250248 Using Geographic Information Systems to Identify High-Risk Neighborhoods for Out of Hospital Cardiac Arrest (OHCA) in San Diego

Monday, October 31, 2011

Ariann Nassel, MA , College of Liberal Arts and Sciences, University of Colorado Denver, Denver, CO
John Serra, MD , Department of Emergency Medicine, University of California San Diego, San Diego, CA
James V. Dunford, MD , Department of Emergency Medicine, University of California, San Diego, San Diego, CA
Comilla Sasson, MD, MS , School of Medicine, Department of Emergency Medicine, University of Colorado Denver, Aurora, CO
Objective: To compare the results of three spatial statistical methods for the detection of high-risk census tracts, which are those areas that have a high incidence of out-of-hospital cardiac arrest (OHCA) and low prevalence of bystander cardiopulmonary resuscitation (CPR), in order to identify possible sites for a targeted community-based intervention.Methods: Secondary analysis of prospectively collected EMS data from the City of San Diego, California (1,251,184 million people). Consecutive adult (≥18 years) OHCAs restricted to those of cardiac etiology and treated by EMS from Jan.1st 2003 to Dec. 31st 2009. Locations of OHCA were geocoded with BatchGeo and ArcGIS. Census tracts with a high incidence of OHCA and low prevalence of bystander CPR were considered high-risk census tracts. We used the following three cluster analysis methods to identify high-risk census tracts: Local Moran's I, Getis-Ord Gi* and Empirical Bayes reliability adjusted rates. The overlapping census tracts between these three methods were then identified. Results: A total of 2304 arrests in 276 census tracts occurred during the study period, with 2,301 arrests included in the final sample. The majority of OHCA patients were Caucasian (n=1389, 60.3%), male (n=1490, 64.7%), had a presenting rhythm of asystole (n=1311, 64.7%), with the OHCA events occurring at home (n=1834, 79.7%). Local Moran's I identified 11 census tracts, Getis-Ord Gi* identified 9 high-risk census tracts, and the Empirical Bayes method identified 3 high-risk census tracts. Two census tracts were identified by all three methods, while an additional 3 census tracts were identified by at least two out of the three methods. Conclusion: This is the first study to apply three different methods for the detection of high-risk areas using OHCA data. The 2 census tracts, identified in all three analyses, appear to be possible sites for targeted community-based interventions to improve CPR training and cardiovascular disease education.

Learning Areas:
Administer health education strategies, interventions and programs
Implementation of health education strategies, interventions and programs

Learning Objectives:
Evaluate results of three spatial statistical methods for identifying census tracts at risk for a high incidence of out-of-hospital cardiac arrest.
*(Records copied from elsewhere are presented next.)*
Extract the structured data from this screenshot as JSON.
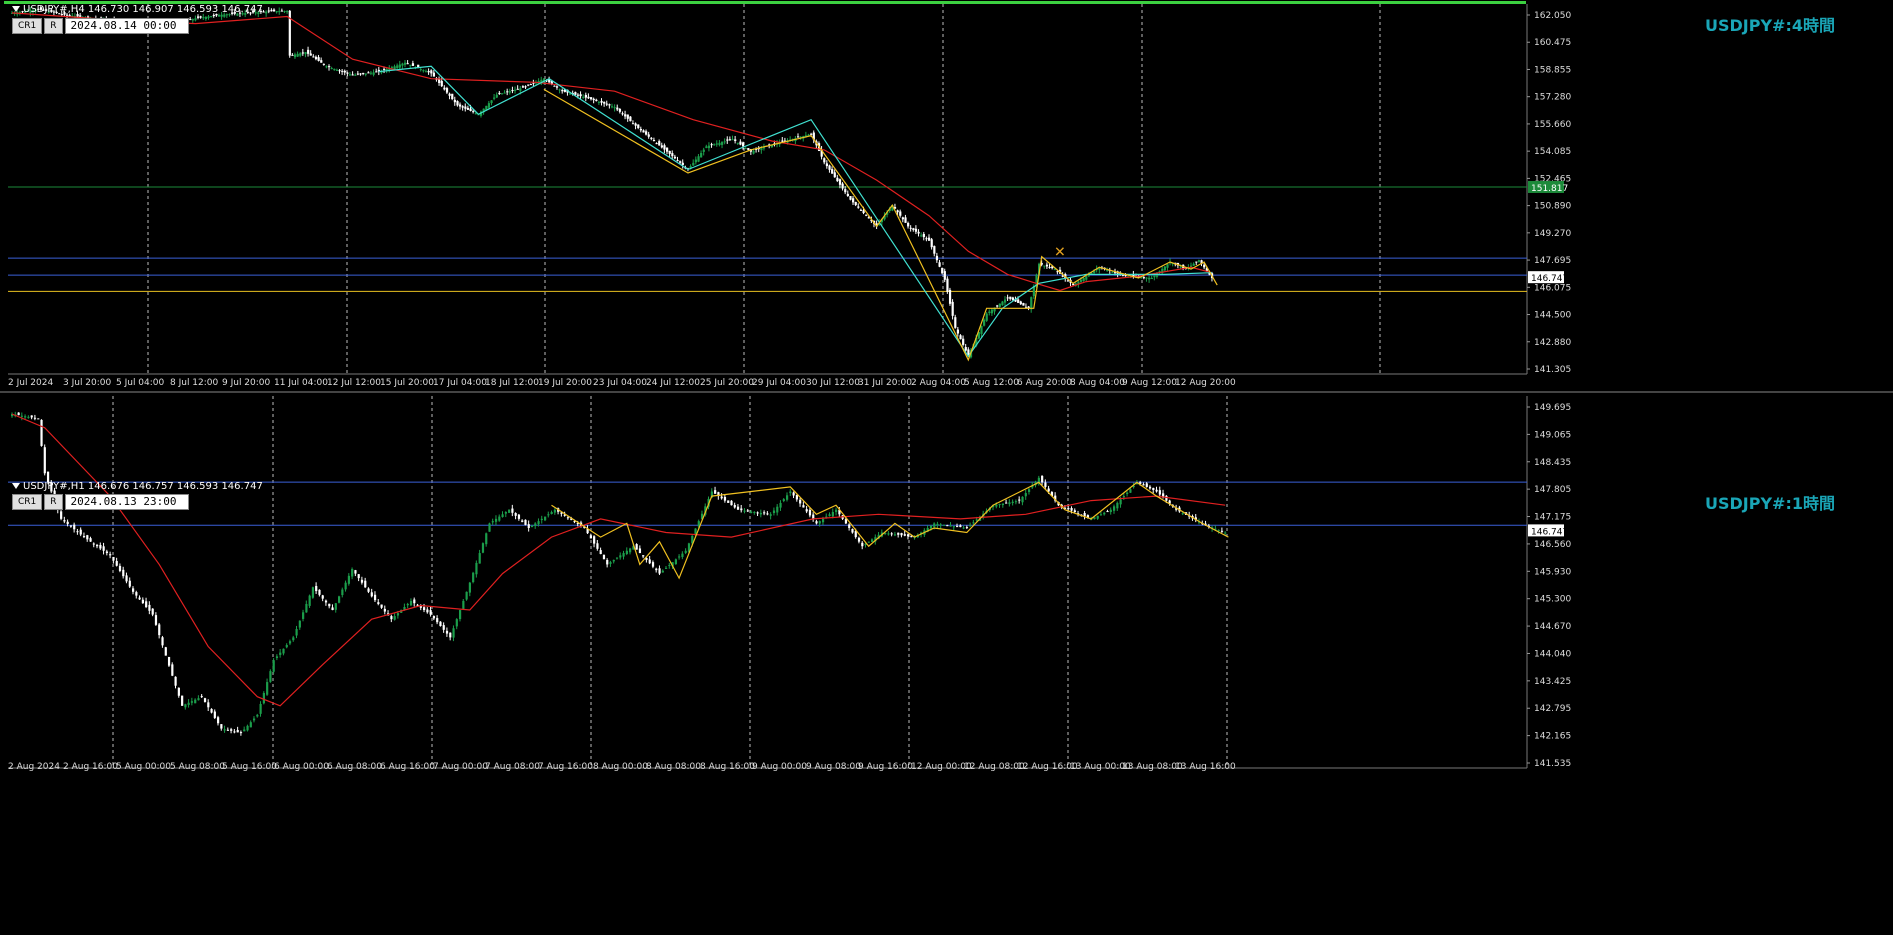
{
  "panels": [
    {
      "header": "USDJPY#,H4  146.730 146.907 146.593 146.747",
      "buttons": [
        "CR1",
        "R"
      ],
      "date_box": "2024.08.14 00:00",
      "title": "USDJPY#:4時間",
      "current_price_label": "146.747",
      "green_line_label": "151.817"
    },
    {
      "header": "USDJPY#,H1  146.676 146.757 146.593 146.747",
      "buttons": [
        "CR1",
        "R"
      ],
      "date_box": "2024.08.13 23:00",
      "title": "USDJPY#:1時間",
      "current_price_label": "146.747"
    }
  ],
  "chart_data": [
    {
      "type": "candlestick",
      "title": "USDJPY#:4時間",
      "timeframe": "H4",
      "ohlc_last": {
        "open": 146.73,
        "high": 146.907,
        "low": 146.593,
        "close": 146.747
      },
      "ylim": [
        141.305,
        162.1
      ],
      "y_ticks": [
        "162.050",
        "160.475",
        "158.855",
        "157.280",
        "155.660",
        "154.085",
        "152.465",
        "150.890",
        "149.270",
        "147.695",
        "146.075",
        "144.500",
        "142.880",
        "141.305"
      ],
      "x_ticks": [
        "2 Jul 2024",
        "3 Jul 20:00",
        "5 Jul 04:00",
        "8 Jul 12:00",
        "9 Jul 20:00",
        "11 Jul 04:00",
        "12 Jul 12:00",
        "15 Jul 20:00",
        "17 Jul 04:00",
        "18 Jul 12:00",
        "19 Jul 20:00",
        "23 Jul 04:00",
        "24 Jul 12:00",
        "25 Jul 20:00",
        "29 Jul 04:00",
        "30 Jul 12:00",
        "31 Jul 20:00",
        "2 Aug 04:00",
        "5 Aug 12:00",
        "6 Aug 20:00",
        "8 Aug 04:00",
        "9 Aug 12:00",
        "12 Aug 20:00"
      ],
      "price_path": [
        [
          0,
          161.6
        ],
        [
          10,
          161.8
        ],
        [
          20,
          161.5
        ],
        [
          30,
          161.3
        ],
        [
          40,
          161.1
        ],
        [
          50,
          161.0
        ],
        [
          60,
          160.8
        ],
        [
          70,
          161.3
        ],
        [
          80,
          161.5
        ],
        [
          90,
          161.6
        ],
        [
          100,
          161.7
        ],
        [
          105,
          161.7
        ],
        [
          106,
          159.2
        ],
        [
          112,
          159.4
        ],
        [
          120,
          158.6
        ],
        [
          130,
          158.1
        ],
        [
          140,
          158.3
        ],
        [
          150,
          158.8
        ],
        [
          160,
          158.2
        ],
        [
          170,
          156.4
        ],
        [
          178,
          155.9
        ],
        [
          185,
          157.0
        ],
        [
          195,
          157.4
        ],
        [
          203,
          157.9
        ],
        [
          210,
          157.2
        ],
        [
          220,
          156.8
        ],
        [
          230,
          156.3
        ],
        [
          240,
          155.0
        ],
        [
          250,
          153.8
        ],
        [
          258,
          152.8
        ],
        [
          265,
          154.1
        ],
        [
          275,
          154.5
        ],
        [
          282,
          153.8
        ],
        [
          290,
          154.2
        ],
        [
          300,
          154.6
        ],
        [
          305,
          154.8
        ],
        [
          310,
          153.2
        ],
        [
          320,
          151.1
        ],
        [
          330,
          149.6
        ],
        [
          336,
          150.8
        ],
        [
          342,
          149.6
        ],
        [
          350,
          148.8
        ],
        [
          356,
          146.6
        ],
        [
          360,
          143.9
        ],
        [
          365,
          142.3
        ],
        [
          372,
          144.7
        ],
        [
          380,
          145.6
        ],
        [
          388,
          145.0
        ],
        [
          392,
          147.5
        ],
        [
          398,
          147.2
        ],
        [
          405,
          146.3
        ],
        [
          415,
          147.3
        ],
        [
          425,
          146.8
        ],
        [
          435,
          146.7
        ],
        [
          442,
          147.6
        ],
        [
          448,
          147.2
        ],
        [
          453,
          147.7
        ],
        [
          458,
          146.7
        ]
      ],
      "ma_red_path": [
        [
          0,
          161.6
        ],
        [
          40,
          161.2
        ],
        [
          70,
          161.0
        ],
        [
          105,
          161.4
        ],
        [
          130,
          159.0
        ],
        [
          160,
          157.9
        ],
        [
          200,
          157.7
        ],
        [
          230,
          157.2
        ],
        [
          260,
          155.6
        ],
        [
          290,
          154.4
        ],
        [
          310,
          153.9
        ],
        [
          330,
          152.2
        ],
        [
          350,
          150.2
        ],
        [
          365,
          148.2
        ],
        [
          380,
          146.9
        ],
        [
          393,
          146.3
        ],
        [
          400,
          146.0
        ],
        [
          410,
          146.5
        ],
        [
          430,
          146.8
        ],
        [
          450,
          147.3
        ],
        [
          458,
          147.0
        ]
      ],
      "zigzag_cyan_path": [
        [
          140,
          158.3
        ],
        [
          160,
          158.6
        ],
        [
          178,
          155.9
        ],
        [
          205,
          157.9
        ],
        [
          258,
          152.8
        ],
        [
          305,
          155.6
        ],
        [
          365,
          142.3
        ],
        [
          378,
          145.0
        ],
        [
          392,
          146.4
        ],
        [
          410,
          146.9
        ],
        [
          440,
          146.9
        ],
        [
          458,
          147.0
        ]
      ],
      "zigzag_yellow_path": [
        [
          203,
          157.3
        ],
        [
          258,
          152.6
        ],
        [
          282,
          153.9
        ],
        [
          305,
          154.7
        ],
        [
          330,
          149.6
        ],
        [
          336,
          150.8
        ],
        [
          365,
          142.1
        ],
        [
          372,
          145.0
        ],
        [
          390,
          145.0
        ],
        [
          393,
          147.9
        ],
        [
          405,
          146.4
        ],
        [
          415,
          147.3
        ],
        [
          430,
          146.7
        ],
        [
          442,
          147.6
        ],
        [
          450,
          147.2
        ],
        [
          455,
          147.6
        ],
        [
          460,
          146.3
        ]
      ],
      "horizontal_lines": [
        {
          "price": 151.817,
          "color": "#1c8a3a"
        },
        {
          "price": 147.82,
          "color": "#3a5fd8"
        },
        {
          "price": 146.86,
          "color": "#3a5fd8"
        },
        {
          "price": 145.95,
          "color": "#e8c020"
        }
      ],
      "last_price": 146.747,
      "grid": "vertical-dashed",
      "colors": {
        "bull": "#1b9e4b",
        "bear": "#ffffff",
        "ma": "#e02020",
        "zigzag1": "#40e0d0",
        "zigzag2": "#f0c020",
        "title": "#1aa6b7",
        "frame": "#3cd040"
      }
    },
    {
      "type": "candlestick",
      "title": "USDJPY#:1時間",
      "timeframe": "H1",
      "ohlc_last": {
        "open": 146.676,
        "high": 146.757,
        "low": 146.593,
        "close": 146.747
      },
      "ylim": [
        141.535,
        149.695
      ],
      "y_ticks": [
        "149.695",
        "149.065",
        "148.435",
        "147.805",
        "147.175",
        "146.560",
        "145.930",
        "145.300",
        "144.670",
        "144.040",
        "143.425",
        "142.795",
        "142.165",
        "141.535"
      ],
      "x_ticks": [
        "2 Aug 2024",
        "2 Aug 16:00",
        "5 Aug 00:00",
        "5 Aug 08:00",
        "5 Aug 16:00",
        "6 Aug 00:00",
        "6 Aug 08:00",
        "6 Aug 16:00",
        "7 Aug 00:00",
        "7 Aug 08:00",
        "7 Aug 16:00",
        "8 Aug 00:00",
        "8 Aug 08:00",
        "8 Aug 16:00",
        "9 Aug 00:00",
        "9 Aug 08:00",
        "9 Aug 16:00",
        "12 Aug 00:00",
        "12 Aug 08:00",
        "12 Aug 16:00",
        "13 Aug 00:00",
        "13 Aug 08:00",
        "13 Aug 16:00"
      ],
      "price_path": [
        [
          0,
          149.3
        ],
        [
          8,
          149.2
        ],
        [
          10,
          148.0
        ],
        [
          15,
          147.0
        ],
        [
          22,
          146.6
        ],
        [
          30,
          146.2
        ],
        [
          37,
          145.4
        ],
        [
          43,
          144.9
        ],
        [
          47,
          144.0
        ],
        [
          52,
          142.9
        ],
        [
          58,
          143.1
        ],
        [
          64,
          142.4
        ],
        [
          70,
          142.3
        ],
        [
          75,
          142.7
        ],
        [
          80,
          143.9
        ],
        [
          86,
          144.4
        ],
        [
          92,
          145.5
        ],
        [
          98,
          145.0
        ],
        [
          104,
          145.9
        ],
        [
          110,
          145.3
        ],
        [
          116,
          144.8
        ],
        [
          122,
          145.2
        ],
        [
          128,
          144.9
        ],
        [
          134,
          144.4
        ],
        [
          140,
          145.6
        ],
        [
          146,
          146.9
        ],
        [
          152,
          147.2
        ],
        [
          158,
          146.8
        ],
        [
          166,
          147.2
        ],
        [
          175,
          146.8
        ],
        [
          182,
          146.0
        ],
        [
          190,
          146.4
        ],
        [
          198,
          145.8
        ],
        [
          206,
          146.3
        ],
        [
          214,
          147.6
        ],
        [
          222,
          147.2
        ],
        [
          232,
          147.1
        ],
        [
          238,
          147.6
        ],
        [
          246,
          146.9
        ],
        [
          252,
          147.2
        ],
        [
          260,
          146.4
        ],
        [
          266,
          146.7
        ],
        [
          276,
          146.6
        ],
        [
          282,
          146.9
        ],
        [
          292,
          146.8
        ],
        [
          300,
          147.3
        ],
        [
          308,
          147.4
        ],
        [
          314,
          147.9
        ],
        [
          320,
          147.3
        ],
        [
          330,
          147.0
        ],
        [
          336,
          147.2
        ],
        [
          344,
          147.8
        ],
        [
          350,
          147.6
        ],
        [
          356,
          147.2
        ],
        [
          364,
          146.9
        ],
        [
          371,
          146.7
        ]
      ],
      "ma_red_path": [
        [
          0,
          149.3
        ],
        [
          10,
          149.0
        ],
        [
          30,
          147.5
        ],
        [
          45,
          146.0
        ],
        [
          60,
          144.2
        ],
        [
          75,
          143.1
        ],
        [
          82,
          142.9
        ],
        [
          95,
          143.8
        ],
        [
          110,
          144.8
        ],
        [
          125,
          145.1
        ],
        [
          140,
          145.0
        ],
        [
          150,
          145.8
        ],
        [
          165,
          146.6
        ],
        [
          180,
          147.0
        ],
        [
          200,
          146.7
        ],
        [
          220,
          146.6
        ],
        [
          245,
          147.0
        ],
        [
          265,
          147.1
        ],
        [
          290,
          147.0
        ],
        [
          310,
          147.1
        ],
        [
          330,
          147.4
        ],
        [
          350,
          147.5
        ],
        [
          371,
          147.3
        ]
      ],
      "zigzag_yellow_path": [
        [
          165,
          147.3
        ],
        [
          180,
          146.6
        ],
        [
          188,
          146.9
        ],
        [
          192,
          146.0
        ],
        [
          198,
          146.5
        ],
        [
          204,
          145.7
        ],
        [
          214,
          147.5
        ],
        [
          238,
          147.7
        ],
        [
          246,
          147.1
        ],
        [
          252,
          147.3
        ],
        [
          262,
          146.4
        ],
        [
          270,
          146.9
        ],
        [
          276,
          146.6
        ],
        [
          282,
          146.8
        ],
        [
          292,
          146.7
        ],
        [
          300,
          147.3
        ],
        [
          314,
          147.8
        ],
        [
          322,
          147.2
        ],
        [
          330,
          147.0
        ],
        [
          344,
          147.8
        ],
        [
          350,
          147.5
        ],
        [
          364,
          146.9
        ],
        [
          372,
          146.6
        ]
      ],
      "horizontal_lines": [
        {
          "price": 147.805,
          "color": "#3a5fd8"
        },
        {
          "price": 146.86,
          "color": "#3a5fd8"
        }
      ],
      "last_price": 146.747,
      "grid": "vertical-dashed",
      "colors": {
        "bull": "#1b9e4b",
        "bear": "#ffffff",
        "ma": "#e02020",
        "zigzag": "#f0c020",
        "title": "#1aa6b7"
      }
    }
  ]
}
Presenting author's disclosure statement:

Qualified on the content I am responsible for because: I am a Professional Research Associate working on numerous GIS related Health projects.
Any relevant financial relationships? No

I agree to comply with the American Public Health Association Conflict of Interest and Commercial Support Guidelines, and to disclose to the participants any off-label or experimental uses of a commercial product or service discussed in my presentation.